While presenting the mediated version of the Bill on Thursday, the Chairperson of the Budget and Appropriations Committee, Samuel Atandi, acknowledged the critical roles played by the President and the National Treasury in reaching the agreement.
“I want to thank the President because at some stage, we had to engage the Presidency to help us iron out some of the challenges we faced. I also want to thank the National Treasury because we had to consult them to arrive at a figure agreeable to both parties,” said Mr Atandi.
He said that the National Assembly softened its stance and increased the amount to Sh415 billion. During mediation, various issues came up, including non-discretionary expenditure that counties must incur due to national government programmes.
“These non-discretionary expenditures total to Sh34 billion, and counties have been grappling with how to get resources to meet these costs. That is why we decided to enhance the shareable allocation by Sh27 billion,” he said.

Members of mediation committee on Division of revenue bill, 2025 -- Kajiado Woman Representative Leah Sopiato Sankaire (left), Aldai MP Maryanne Keitany and Senator Eddy Gicheru Oketch in Nairobi on June 17, 2025.
This financial year, counties received Sh387 billion. The House added Sh27 billion to help cover non-discretionary expenses. Such expenditures include the housing levy, increased contributions to the National Social Security Fund (NSSF), matching allocations to County Aggregation and Industrial Parks (CAIPs), and Universal Health Coverage (UHC). The housing levy deductions alone consume approximately Sh41 billion of county allocations.

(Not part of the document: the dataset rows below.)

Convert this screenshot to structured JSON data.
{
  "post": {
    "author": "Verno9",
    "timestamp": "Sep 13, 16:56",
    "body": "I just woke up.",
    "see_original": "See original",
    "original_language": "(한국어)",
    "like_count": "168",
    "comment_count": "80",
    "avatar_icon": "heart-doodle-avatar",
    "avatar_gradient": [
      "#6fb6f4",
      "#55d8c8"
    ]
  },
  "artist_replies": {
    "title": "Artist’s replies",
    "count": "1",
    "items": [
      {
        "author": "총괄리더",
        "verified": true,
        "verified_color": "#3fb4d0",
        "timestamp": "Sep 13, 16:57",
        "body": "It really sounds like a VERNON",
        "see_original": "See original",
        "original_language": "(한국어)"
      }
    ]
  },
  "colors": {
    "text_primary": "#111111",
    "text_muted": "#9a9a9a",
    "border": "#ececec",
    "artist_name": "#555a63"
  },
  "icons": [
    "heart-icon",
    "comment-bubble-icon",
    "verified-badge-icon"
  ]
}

Counties are also jointly funding the establishment of Sh500 million County Aggregation and Industrial Parks.
In March, the Division of Revenue Bill 2025 was published in line with Article 216 of the Constitution and Section 42 of the Public Finance Management Act.
This law stipulates that, at least two months before the end of the financial year, the bill determining how nationally raised revenue will be divided between the two levels of government must be enacted.
On April 9, 2025, the National Assembly passed the Bill, allocating Sh405.1 billion as shareable revenue, and transmitted it to the Senate for concurrence as required by Article 110(4) of the Constitution.
On May 28, 2025, the Senate passed the Bill with amendments, raising the proposed shareable revenue to Sh465 billion.
On June 3, 2025, the National Assembly rejected the Senate's amendments, prompting the Speakers of both Houses to nominate nine members each to the mediation team.
The National Assembly's team comprised Mr Atandi, Aldai MP Maryanne Kitany, Owen Baya (Kilifi North), Robert Pukose (Endebess), George Kariuki (Ndia), Christopher Aseka (Khwisero), Lea Sankaire (Kajiado), Naisula Lesuuda (Samburu East), and Zamzam Mohamed (Mombasa).
The Senate team comprised Ali Roba (Mandera), Mohamed Faki (Mombasa), Boni Khalwale (Kakamega), William Kisang’ (Elgeyo Marakwet), Danson Mungatana (Tana River), Eddy Oketch (Migori), Richard Onyonka (Kisii), Daniel Maanzo (Makueni), and Tabitha Mutinda(nominated).
The first meeting yielded no progress, with both sides holding firm on their proposed figures. At the second meeting, the Senate reduced its proposal to Sh425 billion while the National Assembly team offered Sh410 billion.
Following interventions by the President and the Treasury, the team finally agreed on Sh415 billion as the shareable revenue to counties.